Our entire family is very blessed. We all have jobs, nice homes and cars. We, for the most part, can go out and buy what we need, and in most cases want. So when Christmas rolled around this year, I knew that I wanted to come up with something special for everyone…really put some thought into what I ¬†gave the person. In many cases, this meant I made something. In my series, A Very Crafty Christmas, I will highlight the gifts I made with step-by-step directions to help you make your own if you wanted to.
Rag Quilt

I made a rag quilt for my sister-in-law. I really don’t know what made me want to make her this particular item, I just wanted to make one and I knew she would appreciate it the most.


1 yd. each of several coordinating fabrics
Cutting wheel or fine scissors
Cutting mat
Cutting square
Coordinating thread
Sewing Machine

1. I went to Joann’s and picked out four different blue and brown fabrics that coordinated and purchased about a yard each.

2. I used my cutting wheel and cut each fabric into as many 8″x8″ squares as I could get out of the yard. A cutting square would make this much, much easier. I also think I would make my square slightly smaller, although it’s going to mean more sewing.
Rather than following any form of direction, I assumed that I knew best, my mistake, and made a huge error here. I’m going to tell you what I did, but don’t follow this as any sort of step. I match up my pairs, sandwiched a piece of cotton batting between each layer, pinned them together and then sewed each square block together so they were completely together. Wrong. Wrong. Wrong. Don’t do that. This is a completely unnecessary step.

3. Pin each sandwiched layers together. Your insulation layer is completely up to you. I used cotton batting. With flannel, which I used, you probably don’t need any, or you can use another piece of flannel in the middle. My cotton worked fine, but it did bunch a bit when I washed it.

4. Lay out the fabric squares on the floor and create your pattern.

5. Sew each all of the squares in each row together using a 1/2″ or greater seam allowance. The greater the seam allowance the more the drama of the frayed edges between each square. Keep in mind all of the rag edges will be on one side of the quilt, the other will be patterned with no edges.

6. Sew each row together.

7. Cut small slits in all of the edges.

8. Wash the entire quilt and dry. This will fray the edges creating the unique look of a rag quilt.

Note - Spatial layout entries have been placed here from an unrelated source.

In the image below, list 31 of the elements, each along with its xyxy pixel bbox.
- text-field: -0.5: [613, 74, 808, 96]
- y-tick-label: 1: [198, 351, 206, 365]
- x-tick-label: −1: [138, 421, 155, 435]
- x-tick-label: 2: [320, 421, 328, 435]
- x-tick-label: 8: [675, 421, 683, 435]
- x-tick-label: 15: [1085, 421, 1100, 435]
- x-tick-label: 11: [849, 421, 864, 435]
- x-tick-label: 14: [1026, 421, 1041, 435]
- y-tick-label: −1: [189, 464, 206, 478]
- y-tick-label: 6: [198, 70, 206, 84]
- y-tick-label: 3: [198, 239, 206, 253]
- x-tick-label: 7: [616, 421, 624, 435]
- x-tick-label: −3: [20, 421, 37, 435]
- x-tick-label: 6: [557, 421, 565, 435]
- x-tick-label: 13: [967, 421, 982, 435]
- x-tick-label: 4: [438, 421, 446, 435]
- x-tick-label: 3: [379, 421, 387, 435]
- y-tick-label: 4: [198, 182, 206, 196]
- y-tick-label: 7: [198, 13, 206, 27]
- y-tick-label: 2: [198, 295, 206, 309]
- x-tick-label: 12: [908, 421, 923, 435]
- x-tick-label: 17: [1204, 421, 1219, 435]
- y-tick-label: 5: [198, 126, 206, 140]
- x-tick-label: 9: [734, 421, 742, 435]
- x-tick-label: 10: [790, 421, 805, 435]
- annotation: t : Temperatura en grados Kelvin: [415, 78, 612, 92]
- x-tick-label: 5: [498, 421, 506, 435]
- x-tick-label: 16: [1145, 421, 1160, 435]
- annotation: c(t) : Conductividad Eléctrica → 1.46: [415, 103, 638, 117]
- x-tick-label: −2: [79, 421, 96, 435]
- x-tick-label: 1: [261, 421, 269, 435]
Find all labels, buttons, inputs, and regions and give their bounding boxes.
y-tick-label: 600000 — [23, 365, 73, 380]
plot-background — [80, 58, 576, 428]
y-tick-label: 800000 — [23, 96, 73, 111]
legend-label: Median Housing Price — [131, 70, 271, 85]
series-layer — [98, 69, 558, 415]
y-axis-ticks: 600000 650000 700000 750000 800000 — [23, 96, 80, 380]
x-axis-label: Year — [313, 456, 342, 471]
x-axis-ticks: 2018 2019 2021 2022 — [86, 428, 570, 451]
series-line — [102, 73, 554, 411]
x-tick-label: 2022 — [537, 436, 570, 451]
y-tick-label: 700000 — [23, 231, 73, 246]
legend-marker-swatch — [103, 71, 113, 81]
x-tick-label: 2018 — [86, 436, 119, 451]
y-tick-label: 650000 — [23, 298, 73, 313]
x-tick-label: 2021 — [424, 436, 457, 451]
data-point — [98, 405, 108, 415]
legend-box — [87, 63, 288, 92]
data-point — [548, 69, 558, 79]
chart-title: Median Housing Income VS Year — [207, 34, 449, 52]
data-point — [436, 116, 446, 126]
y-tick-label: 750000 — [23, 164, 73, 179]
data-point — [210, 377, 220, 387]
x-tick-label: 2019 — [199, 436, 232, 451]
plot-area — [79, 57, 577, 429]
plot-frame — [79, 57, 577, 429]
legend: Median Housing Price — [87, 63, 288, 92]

9. Check all of the seams to make sure they held up in the wash and correct any of necessary.

IMG_0482A rag quilt was incredibly easy to make, even for someone like me. And I followed very few directions. Once I saw a picture of it, I knew exactly what I wanted to do and how to do it. Yes, I messed up a little, but that’s the beauty of a handmade gift. You can make this quilt in varying sizes and you could even use vinyl on the bottom to make it something that could be used as a picnic blanket.

If you don’t want to take my instructions, there are many other sites online that will provide with directions on how to make your own rag quilt. This, however, like any other handmade product is your own, so find a way to personalize it or at least add your own special touch to it.